West Ham, Londra’nın doğusunda, Thames tersanelerinden doğmuş haşin bir kulüp. Bir zamanlar Tudors dizisinden tanıdığımız fettan Boleyn kızının da bölgede ikamet etmesinden dolayı, stadyumları “Boleyn Ground” olarak biliniyor. İngiltere’nin şöhretli takımlarından olsa da, liglerde kayda değer bir başarıları yok. Ancak, 1966 Dünya Kupası finallerinde, Zafere Kaçış filminden tanıdığımız Bobby Moore ve Geoff Hurst’ün muhteşem oyunları sayesinde (ikisi de West Ham oyuncusu) İngilizlere tarihlerindeki tek dünya kupasını kazandırmışlar… 
West Ham'in çılgın taraftarları 1933'te bile iş başında!
İşte bu West Ham’in ezeli rakibi ise, ismi pek duyulmamış bir futbol kulübü olan Milford. West Ham gibi, Londra’nın doğusunda, yine tersane çalışanları ve işçilerin desteklediği bir kulüp olan Milford’un da kötü şöhretli bir holigan grubu var. İki takımın olaysız maçı pek görülmemiş, ve çok şükür ki genelde farklı liglerde mücadele ettikleri için resmi maçlarda karşı karşıya gelmeleri oldukça sınırlı kalmış. Yine de İngiltere’de holiganlık denildiğinde akla ilk olarak bu iki güzide kulübümüz gelmekte… 

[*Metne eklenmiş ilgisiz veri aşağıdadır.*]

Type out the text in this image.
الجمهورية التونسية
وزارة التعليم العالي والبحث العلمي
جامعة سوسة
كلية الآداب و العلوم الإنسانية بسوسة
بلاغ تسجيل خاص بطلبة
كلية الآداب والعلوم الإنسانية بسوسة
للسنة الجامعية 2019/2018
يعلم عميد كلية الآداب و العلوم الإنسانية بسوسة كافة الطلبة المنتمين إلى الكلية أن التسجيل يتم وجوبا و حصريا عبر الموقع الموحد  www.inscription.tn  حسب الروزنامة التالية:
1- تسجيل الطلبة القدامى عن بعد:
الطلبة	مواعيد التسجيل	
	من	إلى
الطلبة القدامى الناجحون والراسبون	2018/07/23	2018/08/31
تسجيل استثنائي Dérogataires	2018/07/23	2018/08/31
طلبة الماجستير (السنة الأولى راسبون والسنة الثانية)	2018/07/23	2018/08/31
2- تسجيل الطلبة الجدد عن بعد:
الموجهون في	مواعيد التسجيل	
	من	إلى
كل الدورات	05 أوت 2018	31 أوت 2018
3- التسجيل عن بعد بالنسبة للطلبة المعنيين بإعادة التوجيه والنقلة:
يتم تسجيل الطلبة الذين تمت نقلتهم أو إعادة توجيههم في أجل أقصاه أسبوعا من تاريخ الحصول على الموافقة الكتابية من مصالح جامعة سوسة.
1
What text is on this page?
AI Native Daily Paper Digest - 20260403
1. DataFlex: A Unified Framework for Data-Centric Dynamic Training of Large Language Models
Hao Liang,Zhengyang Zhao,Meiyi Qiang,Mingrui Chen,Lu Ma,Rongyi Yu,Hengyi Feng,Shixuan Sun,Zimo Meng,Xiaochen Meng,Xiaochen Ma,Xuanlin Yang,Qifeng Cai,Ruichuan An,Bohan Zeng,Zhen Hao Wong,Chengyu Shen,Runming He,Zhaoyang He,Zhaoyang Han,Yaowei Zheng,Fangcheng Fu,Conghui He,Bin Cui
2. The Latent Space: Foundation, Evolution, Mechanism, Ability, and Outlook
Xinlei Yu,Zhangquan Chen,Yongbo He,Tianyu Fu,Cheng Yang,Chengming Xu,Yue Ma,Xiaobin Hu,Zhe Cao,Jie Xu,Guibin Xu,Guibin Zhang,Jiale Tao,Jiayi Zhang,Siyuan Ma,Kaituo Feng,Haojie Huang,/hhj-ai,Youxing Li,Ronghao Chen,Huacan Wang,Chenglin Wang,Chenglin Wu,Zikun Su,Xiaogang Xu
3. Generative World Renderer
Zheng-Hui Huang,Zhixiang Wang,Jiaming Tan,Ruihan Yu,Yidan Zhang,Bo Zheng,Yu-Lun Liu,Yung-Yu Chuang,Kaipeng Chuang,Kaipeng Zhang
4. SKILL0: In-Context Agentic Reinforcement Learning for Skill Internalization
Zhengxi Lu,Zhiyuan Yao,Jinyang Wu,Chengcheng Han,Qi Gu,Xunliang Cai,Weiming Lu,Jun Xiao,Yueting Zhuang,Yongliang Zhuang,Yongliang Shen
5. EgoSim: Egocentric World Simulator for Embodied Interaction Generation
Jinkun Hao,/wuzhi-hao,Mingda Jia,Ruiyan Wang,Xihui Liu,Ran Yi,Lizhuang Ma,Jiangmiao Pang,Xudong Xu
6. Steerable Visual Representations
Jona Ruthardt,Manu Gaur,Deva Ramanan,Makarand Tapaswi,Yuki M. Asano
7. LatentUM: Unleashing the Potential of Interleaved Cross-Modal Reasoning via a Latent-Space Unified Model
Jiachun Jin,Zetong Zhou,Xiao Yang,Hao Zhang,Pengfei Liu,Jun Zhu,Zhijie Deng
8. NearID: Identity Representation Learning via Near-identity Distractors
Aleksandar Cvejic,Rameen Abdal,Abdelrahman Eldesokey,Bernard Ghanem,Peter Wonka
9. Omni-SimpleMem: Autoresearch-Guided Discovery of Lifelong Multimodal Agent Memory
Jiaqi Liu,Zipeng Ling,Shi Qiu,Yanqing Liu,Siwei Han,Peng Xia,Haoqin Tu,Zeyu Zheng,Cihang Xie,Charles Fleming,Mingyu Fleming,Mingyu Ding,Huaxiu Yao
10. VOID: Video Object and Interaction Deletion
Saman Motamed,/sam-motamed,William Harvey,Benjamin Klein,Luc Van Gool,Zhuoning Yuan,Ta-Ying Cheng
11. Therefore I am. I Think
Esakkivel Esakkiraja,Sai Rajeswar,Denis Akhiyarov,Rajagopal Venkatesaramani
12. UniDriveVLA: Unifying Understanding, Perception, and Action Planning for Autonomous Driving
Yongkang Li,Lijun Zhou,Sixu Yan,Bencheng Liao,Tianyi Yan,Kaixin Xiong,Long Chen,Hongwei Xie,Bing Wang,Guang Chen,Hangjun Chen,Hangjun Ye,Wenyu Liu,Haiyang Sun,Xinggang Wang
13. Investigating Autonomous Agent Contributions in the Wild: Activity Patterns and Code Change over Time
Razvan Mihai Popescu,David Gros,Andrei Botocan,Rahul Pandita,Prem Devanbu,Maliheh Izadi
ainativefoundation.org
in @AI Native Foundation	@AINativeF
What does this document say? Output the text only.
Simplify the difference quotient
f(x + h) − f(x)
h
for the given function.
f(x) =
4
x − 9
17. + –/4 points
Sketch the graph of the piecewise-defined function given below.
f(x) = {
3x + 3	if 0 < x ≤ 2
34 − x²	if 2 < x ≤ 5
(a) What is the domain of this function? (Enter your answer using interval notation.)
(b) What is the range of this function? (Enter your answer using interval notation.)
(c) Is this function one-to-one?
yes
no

Filmin yönetmeni, ilginçtir, Lexi Alexander isimli, 1974 Almanya doğumlu bir hanım kızımız. Kendileri sinema dünyasına girmeden önce dünya karate şampiyonluğu gibi oldukça ilginç ünvanlar edinmiş. Bu becerisi ile sıkı bir holigan olabilecek Lexi, ani bir ilhamla sinema dünyasına geçmiş, çektiği bir kısa filmle oskar adaylığı aldıktan sonra, eski bir holigan ile birlikte bu güzel filmi kotarmış. 
Filmin holiganizm üzerine dengeli bir yaklaşımı var; tabii ki şiddet ve vahşet lanetleniyor, ancak köklü bir geçmişi olan, “şirket” olarak bilinen taraftar gruplarının ruh halini de anlamamızı sağlıyor. İngiliz şirketlerini gördükten sonra, çarşı gibi taraftar gruplarının kıymetini de bir kez daha anlıyoruz. Ve görüyoruz ki, konu sadece futbol değil!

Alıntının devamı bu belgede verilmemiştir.